No need to “take it offline”
Friday, December 3rd, 2010This week Alan Whitford and Vic Okezie hosted their first Social Recruiting Conference in London. This was an exceptionally informative event, principally because at last companies were presenting metrics on the returns they were seeing from using social platforms for recruitment marketing.
The primary focus was on developing presence on public networks (Facebook, LinkedIn, Twitter) because, as Sedef Buyukataman from Cisco said, “you fish where the fish are”. Companies are beginning to demonstrate some truly significant returns from investment in this space and public social media should obviously now be considered a key part of the recruitment marketing-mix.
The picture became slightly more patchy when the process shifted from broad attraction to engagement with potential candidates. When asked what happened at this stage the response was invariably “we take it offline”. So once the relationship needed to be personalised, confidential and high-touch it was conducted using email, phone and face-to-face meetings.
Colin Minto at G4S presented a different vision. He started with the point that companies should maintain relationships with potential candidates on their own property, in an environment managed by them and where they controlled the experience. Colin has also stated “The candidate experience you provide on your corporate career centre must live up to the experience you provide on your social channels”. To this end the G4S career site combines jobs and candidate data with an engaging community experience (Jon Ingham has written an excellent summary). This is genuinely innovative and exciting and the early results are encouraging.

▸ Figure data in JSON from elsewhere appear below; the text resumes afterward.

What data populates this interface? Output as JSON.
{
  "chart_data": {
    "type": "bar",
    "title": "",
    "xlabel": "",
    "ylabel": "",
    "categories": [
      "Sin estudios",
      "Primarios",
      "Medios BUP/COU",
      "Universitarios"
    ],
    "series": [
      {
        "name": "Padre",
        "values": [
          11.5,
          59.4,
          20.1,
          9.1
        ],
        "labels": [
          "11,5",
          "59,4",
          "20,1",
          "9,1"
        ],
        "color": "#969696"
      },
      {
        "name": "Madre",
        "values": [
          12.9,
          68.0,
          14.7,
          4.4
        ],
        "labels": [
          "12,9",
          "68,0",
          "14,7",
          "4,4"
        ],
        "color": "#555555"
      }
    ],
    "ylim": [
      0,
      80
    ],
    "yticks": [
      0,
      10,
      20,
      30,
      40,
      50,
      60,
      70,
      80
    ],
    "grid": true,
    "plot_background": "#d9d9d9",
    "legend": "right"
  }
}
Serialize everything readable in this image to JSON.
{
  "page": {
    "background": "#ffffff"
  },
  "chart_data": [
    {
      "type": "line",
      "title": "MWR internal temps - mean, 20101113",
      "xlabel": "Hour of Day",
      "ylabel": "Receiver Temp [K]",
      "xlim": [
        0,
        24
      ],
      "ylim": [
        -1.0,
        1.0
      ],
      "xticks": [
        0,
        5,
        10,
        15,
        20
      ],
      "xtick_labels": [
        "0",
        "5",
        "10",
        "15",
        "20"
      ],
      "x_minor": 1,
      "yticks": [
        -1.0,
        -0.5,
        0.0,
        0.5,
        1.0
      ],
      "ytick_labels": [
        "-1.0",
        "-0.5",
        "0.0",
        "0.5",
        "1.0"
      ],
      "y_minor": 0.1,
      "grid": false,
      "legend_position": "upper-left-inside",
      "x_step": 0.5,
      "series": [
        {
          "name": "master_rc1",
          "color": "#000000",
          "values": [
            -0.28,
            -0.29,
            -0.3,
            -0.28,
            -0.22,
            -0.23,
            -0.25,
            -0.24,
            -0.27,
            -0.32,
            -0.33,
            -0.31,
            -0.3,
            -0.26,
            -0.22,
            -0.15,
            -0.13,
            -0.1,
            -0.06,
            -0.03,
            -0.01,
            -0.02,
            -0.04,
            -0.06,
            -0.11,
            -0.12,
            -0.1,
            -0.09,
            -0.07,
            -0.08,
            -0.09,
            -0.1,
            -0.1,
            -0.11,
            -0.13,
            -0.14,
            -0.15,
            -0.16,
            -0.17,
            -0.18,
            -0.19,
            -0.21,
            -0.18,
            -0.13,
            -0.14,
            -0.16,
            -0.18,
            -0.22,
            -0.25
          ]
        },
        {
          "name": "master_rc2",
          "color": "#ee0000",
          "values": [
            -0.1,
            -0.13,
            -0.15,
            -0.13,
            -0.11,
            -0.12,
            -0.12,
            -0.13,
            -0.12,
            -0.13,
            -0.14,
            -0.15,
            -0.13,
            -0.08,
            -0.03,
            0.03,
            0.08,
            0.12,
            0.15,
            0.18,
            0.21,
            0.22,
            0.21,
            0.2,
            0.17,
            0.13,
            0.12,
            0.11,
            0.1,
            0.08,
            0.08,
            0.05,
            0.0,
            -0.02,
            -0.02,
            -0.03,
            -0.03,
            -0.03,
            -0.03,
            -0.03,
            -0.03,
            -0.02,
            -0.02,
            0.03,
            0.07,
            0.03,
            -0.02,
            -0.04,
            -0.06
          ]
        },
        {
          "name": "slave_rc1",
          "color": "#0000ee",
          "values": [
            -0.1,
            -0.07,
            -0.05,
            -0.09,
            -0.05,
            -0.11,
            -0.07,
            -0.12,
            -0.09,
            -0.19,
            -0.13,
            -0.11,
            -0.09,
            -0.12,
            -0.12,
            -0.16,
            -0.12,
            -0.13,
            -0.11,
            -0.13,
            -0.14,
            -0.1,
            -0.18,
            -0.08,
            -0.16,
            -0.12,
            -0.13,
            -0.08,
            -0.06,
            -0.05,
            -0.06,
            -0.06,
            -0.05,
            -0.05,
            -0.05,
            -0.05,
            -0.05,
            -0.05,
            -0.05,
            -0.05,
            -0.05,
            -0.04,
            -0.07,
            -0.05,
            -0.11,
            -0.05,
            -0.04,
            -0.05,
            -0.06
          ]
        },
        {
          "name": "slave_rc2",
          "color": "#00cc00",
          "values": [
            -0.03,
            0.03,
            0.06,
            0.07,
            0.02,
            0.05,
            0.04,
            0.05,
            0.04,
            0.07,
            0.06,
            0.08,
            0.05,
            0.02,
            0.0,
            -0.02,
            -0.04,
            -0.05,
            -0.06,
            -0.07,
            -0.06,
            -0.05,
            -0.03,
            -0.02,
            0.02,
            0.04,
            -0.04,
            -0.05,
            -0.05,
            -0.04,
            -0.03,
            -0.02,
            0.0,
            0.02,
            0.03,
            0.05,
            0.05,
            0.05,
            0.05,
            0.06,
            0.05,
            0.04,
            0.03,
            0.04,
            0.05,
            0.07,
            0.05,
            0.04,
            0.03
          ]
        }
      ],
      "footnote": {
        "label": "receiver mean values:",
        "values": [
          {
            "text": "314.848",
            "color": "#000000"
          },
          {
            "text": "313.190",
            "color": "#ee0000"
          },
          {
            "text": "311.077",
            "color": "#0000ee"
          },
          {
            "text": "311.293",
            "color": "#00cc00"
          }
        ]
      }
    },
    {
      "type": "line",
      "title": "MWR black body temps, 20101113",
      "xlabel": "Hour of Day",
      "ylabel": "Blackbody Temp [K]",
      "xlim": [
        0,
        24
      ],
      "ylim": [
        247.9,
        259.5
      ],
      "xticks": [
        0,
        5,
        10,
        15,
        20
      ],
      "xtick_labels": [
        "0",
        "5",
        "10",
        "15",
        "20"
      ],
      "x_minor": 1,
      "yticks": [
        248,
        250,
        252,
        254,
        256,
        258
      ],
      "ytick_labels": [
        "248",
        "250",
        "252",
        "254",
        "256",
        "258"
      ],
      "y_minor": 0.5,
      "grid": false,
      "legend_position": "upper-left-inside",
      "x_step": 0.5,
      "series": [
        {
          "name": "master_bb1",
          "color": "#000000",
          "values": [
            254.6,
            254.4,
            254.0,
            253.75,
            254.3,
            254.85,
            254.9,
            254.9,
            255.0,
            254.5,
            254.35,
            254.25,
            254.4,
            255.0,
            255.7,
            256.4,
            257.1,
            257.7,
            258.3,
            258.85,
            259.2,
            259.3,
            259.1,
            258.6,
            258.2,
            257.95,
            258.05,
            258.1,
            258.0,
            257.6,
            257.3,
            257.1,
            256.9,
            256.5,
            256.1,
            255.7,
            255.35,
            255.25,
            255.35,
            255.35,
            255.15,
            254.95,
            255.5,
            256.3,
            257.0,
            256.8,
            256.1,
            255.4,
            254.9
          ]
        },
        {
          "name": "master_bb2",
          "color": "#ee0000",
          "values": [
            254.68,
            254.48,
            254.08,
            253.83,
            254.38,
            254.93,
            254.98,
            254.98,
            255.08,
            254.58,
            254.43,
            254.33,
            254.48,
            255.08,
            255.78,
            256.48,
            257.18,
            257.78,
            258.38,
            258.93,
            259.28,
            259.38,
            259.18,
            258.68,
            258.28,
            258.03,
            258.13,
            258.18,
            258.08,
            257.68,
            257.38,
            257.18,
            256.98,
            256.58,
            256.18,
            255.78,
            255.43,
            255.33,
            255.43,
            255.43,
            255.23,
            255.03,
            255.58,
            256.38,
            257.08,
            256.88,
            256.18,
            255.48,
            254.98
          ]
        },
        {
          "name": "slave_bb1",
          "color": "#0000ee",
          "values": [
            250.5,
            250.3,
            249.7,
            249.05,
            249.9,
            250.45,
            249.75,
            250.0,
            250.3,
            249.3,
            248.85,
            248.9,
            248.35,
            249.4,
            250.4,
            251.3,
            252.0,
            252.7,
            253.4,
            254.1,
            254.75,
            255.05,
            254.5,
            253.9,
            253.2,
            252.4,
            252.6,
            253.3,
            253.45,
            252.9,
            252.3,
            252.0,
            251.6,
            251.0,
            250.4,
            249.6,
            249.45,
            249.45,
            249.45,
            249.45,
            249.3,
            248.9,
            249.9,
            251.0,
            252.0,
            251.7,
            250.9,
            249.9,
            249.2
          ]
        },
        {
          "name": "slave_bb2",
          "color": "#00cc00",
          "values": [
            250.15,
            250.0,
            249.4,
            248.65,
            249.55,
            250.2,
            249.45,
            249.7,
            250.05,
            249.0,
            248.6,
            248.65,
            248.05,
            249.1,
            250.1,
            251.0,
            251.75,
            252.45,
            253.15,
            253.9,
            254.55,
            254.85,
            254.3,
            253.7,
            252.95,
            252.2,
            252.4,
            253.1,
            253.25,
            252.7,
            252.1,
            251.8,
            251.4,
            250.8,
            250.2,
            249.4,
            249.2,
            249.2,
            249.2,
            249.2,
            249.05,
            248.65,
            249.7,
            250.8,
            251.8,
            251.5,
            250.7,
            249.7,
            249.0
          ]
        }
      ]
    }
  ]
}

Our vision is that social recruiting need not stop at the point where you have found someone on a public network. We believe that social technologies and concepts can be applied to the entire recruitment process, from marketing to hire, resulting in a holistic social recruiting process:
Social Attraction – Use public social media as part of the recruitment marketing-mix to reach and inform potential candidates
Social Engagement – Bring selected candidates into a network where you can develop and maintain relationships with them in a distinct, secure and engaging environment
Social Selection – Network your recruiters (and other employees, even trusted communities like alumni) so they can leverage personal networks to source, filter and refer talent
These are very exciting times and it is fantastic that the benefits of social recruiting are starting to be demonstrated. All we would add is that with the right tools you can continue to realise those benefits throughout the entire recruitment process and avoid the need to “take it offline”.